Karem successfully developed and demonstrated a UAV called Albatross. DARPA then in 1984 began a program for Amber, a scaled-up version of Albatross. In 1984 Leading Systems Inc. (LSI) received a contract to develop the Amber medium-range tactical surveillance UAV. Amber was a classified reconnaissance UAV, which was flown in November 1986 — just two years after the initial DARPA contract. However, Amber was used only in small numbers (by the CIA), and, with no subsequent DoD business, Karem’s firm, Leading Systems, Inc., went into bankruptcy and was sold to General Atomics. After a decade of delay, OSD pushed renewed interest in HALE UAVs and Amber was modified under a DARPA program to become Predator,
In 1988 Grumman Aerospace Corporation was awarded a patent [4,786,008] providing an effective nuclear powered unmanned aircraft that is capable of remaining in flight for extended periods of time, for example intervals exceeding six months--without the need for refueling. Such a nuclear powered unmanned aircraft (drone) may be preprogrammed to survey the landscape or may be manually directed to do so; and video images as well as instrumentation readings could be forwarded over an emergency communication link to a central government facility to assess damage. It is understood that nuclear powered aircraft are undesirable during peacetime in view of the substantial danger that such an aircraft poses when flying over civilian populations. However, such objections become academic after a nuclear attack has been experienced.
Unlike previously disclosed nuclear reactor aircraft designs, the Grumman invention utilized a sealed hot gas reactor loop for powering turbomachinery connected to propellers which power the drone. The utilization of propellers is advantageous since their efficient operation permits the aircraft to remain aloft for a protracted period of time without refueling. Unlike prior art nuclear aircraft which exhausts heated gas in order to remove waste heat from a reactor, the present invention incorporates radiators under the skin of the aircraft wings which radiate waste heat to space. The reactor utilized in the present invention is a gas-cooled helium reactor. As helium gas passes through the reactor, it is heated; and the heated gas travels through a closed loop to the turbomachinery which drives the aircraft propellers. The heated gas then travels to radiator tubes to radiate the remaining waste heat to space. The resulting cooled helium gas then undergoes compression and is returned to the reactor to complete a Brayton cycle.
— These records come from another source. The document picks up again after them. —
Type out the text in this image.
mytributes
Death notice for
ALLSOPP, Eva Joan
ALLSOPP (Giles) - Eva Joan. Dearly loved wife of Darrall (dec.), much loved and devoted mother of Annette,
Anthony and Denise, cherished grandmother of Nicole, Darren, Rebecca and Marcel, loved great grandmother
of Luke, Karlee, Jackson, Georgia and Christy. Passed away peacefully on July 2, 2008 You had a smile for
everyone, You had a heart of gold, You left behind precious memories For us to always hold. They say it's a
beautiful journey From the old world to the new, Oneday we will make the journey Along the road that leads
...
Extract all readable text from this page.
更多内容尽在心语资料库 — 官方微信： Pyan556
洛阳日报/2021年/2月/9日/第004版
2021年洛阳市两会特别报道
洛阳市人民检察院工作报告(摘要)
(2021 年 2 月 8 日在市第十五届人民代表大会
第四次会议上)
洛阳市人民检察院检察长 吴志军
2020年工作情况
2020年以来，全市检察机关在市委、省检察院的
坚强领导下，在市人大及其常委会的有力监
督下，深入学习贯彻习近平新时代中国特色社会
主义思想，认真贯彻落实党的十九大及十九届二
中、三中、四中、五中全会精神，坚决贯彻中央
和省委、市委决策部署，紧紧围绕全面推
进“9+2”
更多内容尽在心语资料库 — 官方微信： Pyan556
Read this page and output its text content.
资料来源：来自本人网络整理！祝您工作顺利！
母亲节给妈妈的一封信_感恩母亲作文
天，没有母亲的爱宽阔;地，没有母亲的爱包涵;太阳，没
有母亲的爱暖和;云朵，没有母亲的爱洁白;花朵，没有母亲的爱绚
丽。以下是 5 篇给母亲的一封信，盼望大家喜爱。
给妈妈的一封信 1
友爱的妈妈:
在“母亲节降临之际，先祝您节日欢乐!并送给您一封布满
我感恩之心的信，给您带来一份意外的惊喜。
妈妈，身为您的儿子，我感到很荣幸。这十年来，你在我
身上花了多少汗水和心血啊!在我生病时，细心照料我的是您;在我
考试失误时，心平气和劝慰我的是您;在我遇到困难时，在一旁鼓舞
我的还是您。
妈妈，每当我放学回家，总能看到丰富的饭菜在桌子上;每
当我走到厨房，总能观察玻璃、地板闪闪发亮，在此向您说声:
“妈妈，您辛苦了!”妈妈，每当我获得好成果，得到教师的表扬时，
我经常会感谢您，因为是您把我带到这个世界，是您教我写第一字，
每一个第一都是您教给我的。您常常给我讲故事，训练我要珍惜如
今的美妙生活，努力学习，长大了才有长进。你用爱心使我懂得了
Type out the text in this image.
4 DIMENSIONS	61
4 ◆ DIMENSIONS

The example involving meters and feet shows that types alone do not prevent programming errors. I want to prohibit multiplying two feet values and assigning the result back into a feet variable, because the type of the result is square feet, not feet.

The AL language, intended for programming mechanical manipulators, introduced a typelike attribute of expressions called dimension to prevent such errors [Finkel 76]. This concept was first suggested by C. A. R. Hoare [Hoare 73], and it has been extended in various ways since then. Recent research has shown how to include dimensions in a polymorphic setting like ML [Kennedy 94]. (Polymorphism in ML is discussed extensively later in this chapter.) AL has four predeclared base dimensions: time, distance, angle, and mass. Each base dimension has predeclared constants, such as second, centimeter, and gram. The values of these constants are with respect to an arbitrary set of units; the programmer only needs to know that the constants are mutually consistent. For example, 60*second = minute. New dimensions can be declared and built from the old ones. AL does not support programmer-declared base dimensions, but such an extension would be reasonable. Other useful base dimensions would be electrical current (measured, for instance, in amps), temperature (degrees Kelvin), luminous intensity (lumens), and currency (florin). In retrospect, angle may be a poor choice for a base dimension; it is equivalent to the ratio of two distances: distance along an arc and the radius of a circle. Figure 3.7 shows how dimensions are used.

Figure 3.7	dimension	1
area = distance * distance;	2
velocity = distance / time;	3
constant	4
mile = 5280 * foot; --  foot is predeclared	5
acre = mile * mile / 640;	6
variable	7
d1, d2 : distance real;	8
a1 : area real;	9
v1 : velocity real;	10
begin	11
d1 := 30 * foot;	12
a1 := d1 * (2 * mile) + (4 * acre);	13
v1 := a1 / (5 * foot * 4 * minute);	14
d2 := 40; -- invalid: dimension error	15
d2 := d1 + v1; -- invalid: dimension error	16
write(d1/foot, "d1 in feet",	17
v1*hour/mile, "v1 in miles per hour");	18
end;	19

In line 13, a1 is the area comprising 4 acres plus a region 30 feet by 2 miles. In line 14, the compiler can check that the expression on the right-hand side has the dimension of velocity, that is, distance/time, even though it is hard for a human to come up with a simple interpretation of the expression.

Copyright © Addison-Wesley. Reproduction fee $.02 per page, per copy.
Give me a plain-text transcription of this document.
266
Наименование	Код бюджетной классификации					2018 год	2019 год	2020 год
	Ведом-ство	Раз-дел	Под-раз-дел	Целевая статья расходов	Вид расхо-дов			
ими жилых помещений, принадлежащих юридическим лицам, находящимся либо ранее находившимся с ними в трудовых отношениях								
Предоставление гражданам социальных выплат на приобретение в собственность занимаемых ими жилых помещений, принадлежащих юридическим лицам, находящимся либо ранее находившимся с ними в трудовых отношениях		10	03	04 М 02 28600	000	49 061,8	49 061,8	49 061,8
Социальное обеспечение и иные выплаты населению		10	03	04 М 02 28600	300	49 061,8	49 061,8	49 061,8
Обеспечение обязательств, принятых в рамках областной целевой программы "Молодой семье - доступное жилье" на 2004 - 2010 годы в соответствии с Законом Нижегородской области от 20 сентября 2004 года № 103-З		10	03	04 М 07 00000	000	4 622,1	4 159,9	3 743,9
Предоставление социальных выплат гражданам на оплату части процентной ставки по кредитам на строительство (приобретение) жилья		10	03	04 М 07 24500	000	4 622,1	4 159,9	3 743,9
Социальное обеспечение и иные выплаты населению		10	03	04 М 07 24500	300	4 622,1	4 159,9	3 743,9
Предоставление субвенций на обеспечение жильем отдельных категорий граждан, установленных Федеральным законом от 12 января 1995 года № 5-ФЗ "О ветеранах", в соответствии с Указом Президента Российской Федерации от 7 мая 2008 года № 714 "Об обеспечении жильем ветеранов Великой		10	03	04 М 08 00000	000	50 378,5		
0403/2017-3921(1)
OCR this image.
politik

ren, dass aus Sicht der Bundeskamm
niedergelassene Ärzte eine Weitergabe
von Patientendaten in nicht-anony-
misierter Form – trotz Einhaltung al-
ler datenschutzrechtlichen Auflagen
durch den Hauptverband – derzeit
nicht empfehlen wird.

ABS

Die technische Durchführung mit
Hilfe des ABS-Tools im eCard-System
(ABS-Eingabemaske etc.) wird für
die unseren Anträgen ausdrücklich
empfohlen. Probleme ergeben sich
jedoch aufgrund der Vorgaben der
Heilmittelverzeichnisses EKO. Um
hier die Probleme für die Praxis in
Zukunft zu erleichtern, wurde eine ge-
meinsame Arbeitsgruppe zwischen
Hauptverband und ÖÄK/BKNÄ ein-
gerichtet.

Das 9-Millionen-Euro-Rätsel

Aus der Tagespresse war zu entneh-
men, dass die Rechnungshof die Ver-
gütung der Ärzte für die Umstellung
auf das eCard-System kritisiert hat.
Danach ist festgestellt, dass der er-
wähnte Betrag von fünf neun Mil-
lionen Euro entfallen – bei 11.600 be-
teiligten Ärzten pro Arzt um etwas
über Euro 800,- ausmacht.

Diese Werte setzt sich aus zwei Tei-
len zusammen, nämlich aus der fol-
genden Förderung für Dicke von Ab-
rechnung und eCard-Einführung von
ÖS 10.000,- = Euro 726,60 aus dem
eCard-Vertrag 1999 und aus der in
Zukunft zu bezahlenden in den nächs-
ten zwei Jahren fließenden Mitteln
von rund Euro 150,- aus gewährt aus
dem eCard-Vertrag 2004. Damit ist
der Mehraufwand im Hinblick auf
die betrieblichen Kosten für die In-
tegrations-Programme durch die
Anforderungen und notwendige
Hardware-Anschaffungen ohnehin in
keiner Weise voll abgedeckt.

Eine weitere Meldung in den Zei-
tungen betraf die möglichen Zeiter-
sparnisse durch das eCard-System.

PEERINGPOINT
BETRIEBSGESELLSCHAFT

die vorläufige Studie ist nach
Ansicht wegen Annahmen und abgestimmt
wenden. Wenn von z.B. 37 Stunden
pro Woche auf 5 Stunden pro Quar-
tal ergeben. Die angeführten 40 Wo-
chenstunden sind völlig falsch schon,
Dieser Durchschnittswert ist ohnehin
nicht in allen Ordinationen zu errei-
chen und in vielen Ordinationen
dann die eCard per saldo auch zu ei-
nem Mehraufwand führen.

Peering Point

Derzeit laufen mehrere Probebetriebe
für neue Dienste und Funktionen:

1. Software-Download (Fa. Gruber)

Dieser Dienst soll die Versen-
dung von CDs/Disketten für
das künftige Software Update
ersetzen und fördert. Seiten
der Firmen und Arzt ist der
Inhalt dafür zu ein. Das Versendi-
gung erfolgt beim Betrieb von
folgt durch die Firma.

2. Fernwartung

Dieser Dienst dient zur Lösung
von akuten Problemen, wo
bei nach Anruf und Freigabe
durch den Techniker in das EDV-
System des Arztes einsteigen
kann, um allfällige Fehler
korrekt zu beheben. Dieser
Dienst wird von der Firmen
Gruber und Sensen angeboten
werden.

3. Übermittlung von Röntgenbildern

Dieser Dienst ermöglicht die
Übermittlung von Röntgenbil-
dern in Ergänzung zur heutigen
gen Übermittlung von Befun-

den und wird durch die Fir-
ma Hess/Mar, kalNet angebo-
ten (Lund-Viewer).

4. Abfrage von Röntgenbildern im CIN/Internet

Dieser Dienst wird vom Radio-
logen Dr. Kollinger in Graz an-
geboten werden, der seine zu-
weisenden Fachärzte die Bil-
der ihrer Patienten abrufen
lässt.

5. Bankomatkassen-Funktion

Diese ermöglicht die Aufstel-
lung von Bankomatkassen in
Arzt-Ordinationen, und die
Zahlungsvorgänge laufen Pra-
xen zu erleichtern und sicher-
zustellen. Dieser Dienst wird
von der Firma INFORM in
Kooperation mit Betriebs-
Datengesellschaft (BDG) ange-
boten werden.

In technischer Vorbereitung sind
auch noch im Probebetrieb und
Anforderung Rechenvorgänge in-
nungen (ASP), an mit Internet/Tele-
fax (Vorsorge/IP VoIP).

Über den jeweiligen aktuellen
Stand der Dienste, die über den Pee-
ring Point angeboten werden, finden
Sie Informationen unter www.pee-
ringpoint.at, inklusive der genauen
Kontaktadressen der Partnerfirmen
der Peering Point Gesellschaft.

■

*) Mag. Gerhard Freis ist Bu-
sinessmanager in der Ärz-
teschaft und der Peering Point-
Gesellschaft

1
The Grumman invention avoided the use of liquid metal reactors because these metals are normally solid; and in order to use them as a circulating liquid, extremely high temperatures must be maintained which would present material design problems for the present aircraft which must be light and durable in order to sustain protracted flight. Although the loop for carrying the heated helium gas is intended to be completely sealed, it is inevitable that the light gas will diffuse slowly through seals. Accordingly, a helium storage reservoir 29 is included within the fuselage to replenish any lost helium gas on a continual basis. Although the reactor was described as operating with helium gas, it can also operate with a helium-argon gas mixture to decrease helium permeability thereby decreasing the chance of gas leak through small fissures, cracks and seals.
The Grumman design also accomplished the discussed objective where other conventional types of reactors would fail. For example, the obvious choice of a water-cooled conventional reactor would be inappropriate for the present invention inasmuch as the relatively low heat transferability of water would require a huge radiator surface resulting in an impractically large wing area.